Some companies jump to the wrongful conclusion that section 6 exception gives them an open gate to intercept all incoming and outgoing communications says Gerrie van Gaalen. To select the most appropriate exception or combination of exceptions for your organisation you should understand the requirements under each of the exceptions, especially section 5 and section 6 exceptions.
Section 5: The Electronic Communications and Transactions Act now also allows us to obtain the necessary written consent in an electronic format, therefore prior written consent does not necessarily mean a signature on paper from every employee. It is further advisable to reflect the right of the employer to intercept under all employment agreements, independent contractor agreements and Service Provider Agreements. Organisations can also include a section under an appropriate company policy, eCommunication Policy or draft a separate Monitoring Policy, that deals with the interception of communications;
Section 6: Section 6 can only be used as an exception if the following requirements have been met:
1. It applies only to business related communications or communications which otherwise take place in the course of carrying on of the business, in the course of its transmission over a telecommunications network;
2. Interception must be effected by, or with the express or implied permission of, the System Controller.
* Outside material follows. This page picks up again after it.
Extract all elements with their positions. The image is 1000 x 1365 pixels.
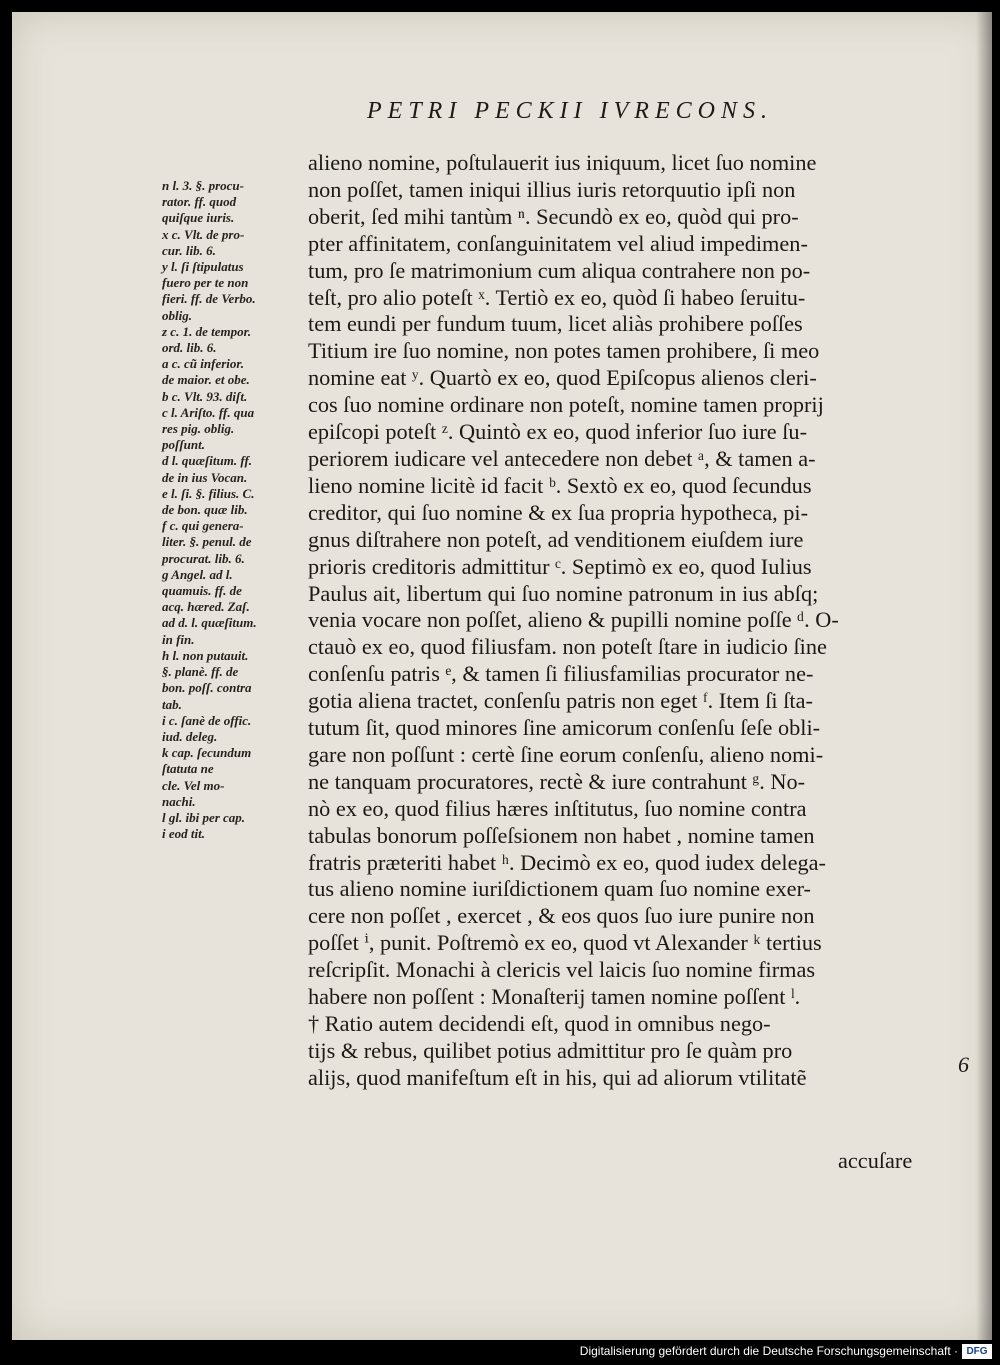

Some advisors will tell you it is the CEO or MD, but could also be the CIO, but definitely someone that sits on the board of directors or is in the position to take such decisions;
3. Monitoring and keeping of a record only to establish the existence of facts, investigating unauthorised use of the telecommunication system, secure the effective operation of the telecommunication system; and
4. Very important - the System Controller must have used reasonable efforts to inform, in advance, the person (employee) that communications may be intercepted or the employer must have received the express or implied consent of the employee to intercept communications, eg, Monitoring Policy and/or eCommunication Policy.
It is clear from exception 6 that there are a few 'grey' areas, eg, "Interception can only occur in the course of its transmission over a telecommunication system" and therefore exclude eg, e-mails or other files that are stored on the PC of the employee. Any of the above exceptions or combination of exceptions can work for your organisation, but it will be imperative to understand the underlying requirements.
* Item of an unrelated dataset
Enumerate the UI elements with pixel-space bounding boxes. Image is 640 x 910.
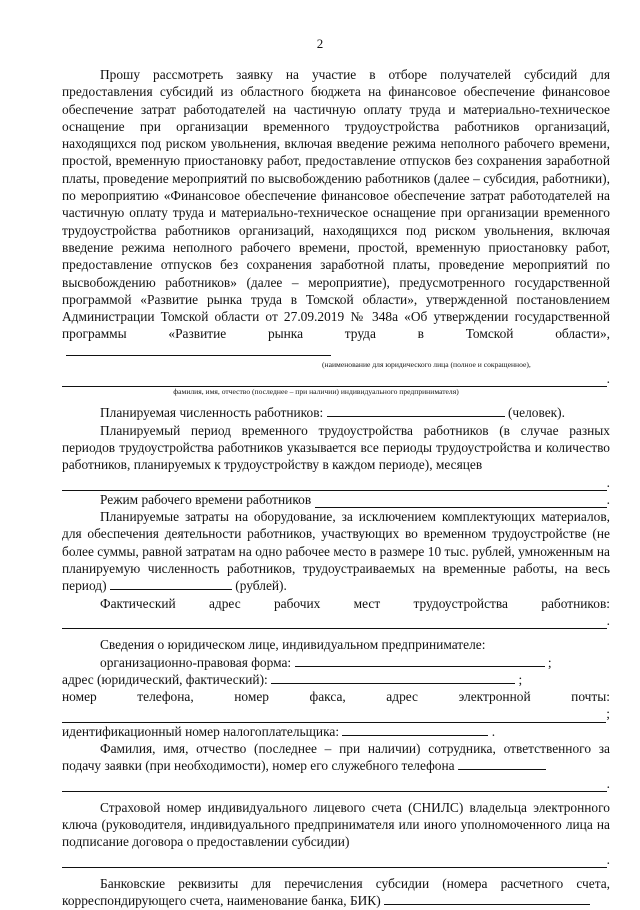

Like any other Act, there is a general rule, exceptions and then obviously the "what if I do not comply?" Employers that read and intercept employee communications without following the exception(s) correctly will be guilty of an offence and may face with fines up to R2 million and imprisonment of up to 10 years.
Do not be deceived - your organisation is affected by this new law.
The information in this article was prepared by Gerrie van Gaalen, an attorney and partner at Gaalen Attorneys ( gerrit@vangaalenlaw.co.za) and is intended for general information purposes only. To execute an appropriate solution we recommend that the advice of a qualified IT attorney should be obtained.
1. Interception means aural or other acquisition of contents of any communication through the use of any means, including an interception device (this includes e-mail filtering and blocking technologies), so as to make some or all of the contents of a communication available to a person other than the sender or recipient or intended recipient of that communication and includes, monitoring by means of a monitoring device, viewing, examination or inspection of the content of any indirect communications and diversion of any indirect communication from its intended destination to any other destination.
2. Indirect communication as applied above, which means the transfer of information, including a message or any part of a message whether in the form of speech, music, or other sounds, data, text, visual images, whether animated or not, signals or radio frequency spectrum.